A winning weekend for Seattle teams

The Seahawks and Storm followed the Huskies into the winning side of the ledger, even if Ryan Moore and (no surprise) the Mariners slipped up on Sunday.

The Seahawks and Storm followed the Huskies into the winning side of the ledger, even if Ryan Moore and (no surprise) the Mariners slipped up on Sunday.

The picture-in-picture option offered on certain TV sets would have been woefully inadequate Sunday (Sept. 12) afternoon as, simultaneously, the Storm and Seahawks won home games while the Mariners and Ryan Moore lost their contests on the road. Those of us who wore down our channel-changers monitoring all of the above are still trying to figure out whether Moore lost the BMW Golf Championship by a field goal to Dustin Johnson or whether the Storm beat Atlanta by a safety to take a one-up lead in the WNBA finals.

What we know for sure, as the moribund M’s have proven all season, is that you can’t win if you don’t score. The club succumbed 3-0 to the Angels. The TV audience was thought to number about 27 viewers, most of them related to the players.

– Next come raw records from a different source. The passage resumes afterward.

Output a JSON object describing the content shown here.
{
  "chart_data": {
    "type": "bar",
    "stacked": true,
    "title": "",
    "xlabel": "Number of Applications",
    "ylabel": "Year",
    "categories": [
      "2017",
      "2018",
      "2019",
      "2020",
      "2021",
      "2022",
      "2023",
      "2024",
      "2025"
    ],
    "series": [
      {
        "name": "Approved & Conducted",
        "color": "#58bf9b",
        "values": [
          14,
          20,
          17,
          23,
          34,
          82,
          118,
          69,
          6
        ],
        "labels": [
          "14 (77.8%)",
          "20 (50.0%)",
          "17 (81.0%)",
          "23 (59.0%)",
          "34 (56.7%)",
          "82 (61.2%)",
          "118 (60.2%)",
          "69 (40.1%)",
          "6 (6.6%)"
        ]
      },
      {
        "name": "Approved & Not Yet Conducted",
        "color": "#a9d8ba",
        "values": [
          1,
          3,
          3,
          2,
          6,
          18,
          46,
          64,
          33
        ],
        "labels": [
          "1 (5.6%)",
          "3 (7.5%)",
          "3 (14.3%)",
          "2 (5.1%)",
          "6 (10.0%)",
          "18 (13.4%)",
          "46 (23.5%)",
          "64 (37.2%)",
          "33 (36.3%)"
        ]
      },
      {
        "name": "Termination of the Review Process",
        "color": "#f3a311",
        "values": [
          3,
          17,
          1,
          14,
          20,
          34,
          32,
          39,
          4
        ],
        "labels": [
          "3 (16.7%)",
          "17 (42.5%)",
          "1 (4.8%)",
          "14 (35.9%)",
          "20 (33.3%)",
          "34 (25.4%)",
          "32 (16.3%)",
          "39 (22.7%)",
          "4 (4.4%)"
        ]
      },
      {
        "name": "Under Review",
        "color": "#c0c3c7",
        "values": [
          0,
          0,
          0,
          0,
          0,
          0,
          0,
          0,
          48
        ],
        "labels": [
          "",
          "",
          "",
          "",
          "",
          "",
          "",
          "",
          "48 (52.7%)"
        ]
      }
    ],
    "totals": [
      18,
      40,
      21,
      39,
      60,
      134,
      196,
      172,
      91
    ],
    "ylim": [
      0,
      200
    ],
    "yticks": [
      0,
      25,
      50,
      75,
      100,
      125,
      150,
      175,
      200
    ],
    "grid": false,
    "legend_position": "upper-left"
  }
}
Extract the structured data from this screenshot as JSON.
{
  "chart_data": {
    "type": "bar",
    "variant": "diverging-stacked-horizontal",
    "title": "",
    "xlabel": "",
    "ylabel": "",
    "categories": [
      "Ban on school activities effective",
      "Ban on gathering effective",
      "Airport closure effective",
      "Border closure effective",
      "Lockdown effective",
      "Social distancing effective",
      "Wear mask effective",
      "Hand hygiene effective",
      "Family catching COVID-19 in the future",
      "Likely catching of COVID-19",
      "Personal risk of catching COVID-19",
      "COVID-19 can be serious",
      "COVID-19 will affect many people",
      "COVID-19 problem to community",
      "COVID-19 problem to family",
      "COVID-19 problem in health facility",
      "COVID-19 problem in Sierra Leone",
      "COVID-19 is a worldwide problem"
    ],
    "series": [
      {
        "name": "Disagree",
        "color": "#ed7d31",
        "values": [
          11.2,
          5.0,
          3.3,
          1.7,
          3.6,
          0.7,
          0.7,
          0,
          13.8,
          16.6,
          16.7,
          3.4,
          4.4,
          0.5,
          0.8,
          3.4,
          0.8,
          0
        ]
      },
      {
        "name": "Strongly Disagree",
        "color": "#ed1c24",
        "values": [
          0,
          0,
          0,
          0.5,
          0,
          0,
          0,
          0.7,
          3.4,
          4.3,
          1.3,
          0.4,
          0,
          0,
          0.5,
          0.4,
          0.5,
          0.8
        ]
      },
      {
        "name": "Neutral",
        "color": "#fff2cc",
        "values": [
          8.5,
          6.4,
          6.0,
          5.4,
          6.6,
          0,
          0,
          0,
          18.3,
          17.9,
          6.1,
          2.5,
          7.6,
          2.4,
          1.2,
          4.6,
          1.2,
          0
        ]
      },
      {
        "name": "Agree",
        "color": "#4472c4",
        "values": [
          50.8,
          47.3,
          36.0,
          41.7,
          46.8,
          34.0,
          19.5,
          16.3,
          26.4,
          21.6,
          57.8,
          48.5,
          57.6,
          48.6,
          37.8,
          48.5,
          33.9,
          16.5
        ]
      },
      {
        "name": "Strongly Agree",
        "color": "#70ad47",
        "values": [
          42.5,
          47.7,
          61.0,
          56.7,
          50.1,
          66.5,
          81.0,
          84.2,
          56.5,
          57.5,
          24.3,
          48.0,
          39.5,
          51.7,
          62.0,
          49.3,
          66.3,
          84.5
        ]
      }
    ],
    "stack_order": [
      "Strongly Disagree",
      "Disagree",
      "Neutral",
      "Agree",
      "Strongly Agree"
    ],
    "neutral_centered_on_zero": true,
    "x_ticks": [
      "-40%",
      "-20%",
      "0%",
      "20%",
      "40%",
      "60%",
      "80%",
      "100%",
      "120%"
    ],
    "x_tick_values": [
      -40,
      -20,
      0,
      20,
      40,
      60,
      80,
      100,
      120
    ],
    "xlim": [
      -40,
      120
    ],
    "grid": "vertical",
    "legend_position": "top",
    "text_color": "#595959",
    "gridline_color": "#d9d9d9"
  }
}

The region’s other major teams proved the advantage of scoring late. Sue Bird sank an open shot with seconds remaining as the Storm won 79-77.

As for football, the Huskies and Hawks each spotted their opponents to early leads before waking up and exploding for blowout scores. Syracuse led the UW Dawgs 10-0 five minutes into one of the most tedious first halves (penalties, reviewed plays, etc.) many of us among the 62,000 the Husky Stadium could remember.

Then the locals put the passing game in motion and quarterback Jake Locker wound up with one of his most impressive stat games: 22 for 33 for 289 yards, four touchdowns and no interceptions, leading the team to a 41-20 victory. The 1-1 club’s other two all-America-caliber offensive stars also were impressive. Jermaine Kearse had nine grabs and Chris Polk ran 20 times for 117 yards.

Kearse, Polk and Locker are known entities.

The Seahawks, by contrast, came into the game with a league-high 27 (out of 53) new roster members. During much of the first half, a lot of Hawk starters looked as though they hadn’t been properly introduced to one another. Opponent San Francisco dominated in first-half possession of the ball but, seizing opportunities, Seattle players put up a pair of touchdowns late in the second quarter and led 14-6 at half.

That’s all the closer the 49ers would get, losing 31-6 and looking absolutely nothing like the class of the division.

But suddenly the Hawks do. New coach Pete Carroll, the ultra-successful former USC mentor, has instilled college-style sideline spirit that extends to the players on the field. Ironically, even with more than half of a new roster, the Hawks played most of the second half much more cohesively than they have since the Super Bowl season. Credit goes to plenty of Seattle veterans, too, including mended middle-linebacker Lofa Tatupu, Marcus (The Truth) Trufant (he had a 32-yard interception touchdown), and Matt Hasselbeck, obviously not having to battle for the quarterback job.

If the Seahawks can keep it up through a challenging schedule, they can have the NFC West championship, especially now that the ‘Niners and Cardinals (they struggled to beat St. Louis 17-13 Sunday) may be weaker than many predicted.

In any case, fans ought to be happy that they were 3-0 in major weekend home games, although, as observed here a few days ago, this really is more of a six-day weekend, with the Storm playing again Tuesday and the Red Sox coming Monday for three games.

And despite Puyallup’s Ryan Moore losing his third-day lead and finishing three strokes behind, a lot of local golf fans aren’t very worried about his future. I myself predict that next season he’ll win one of the major PGA tournaments, maybe by as much as a touchdown.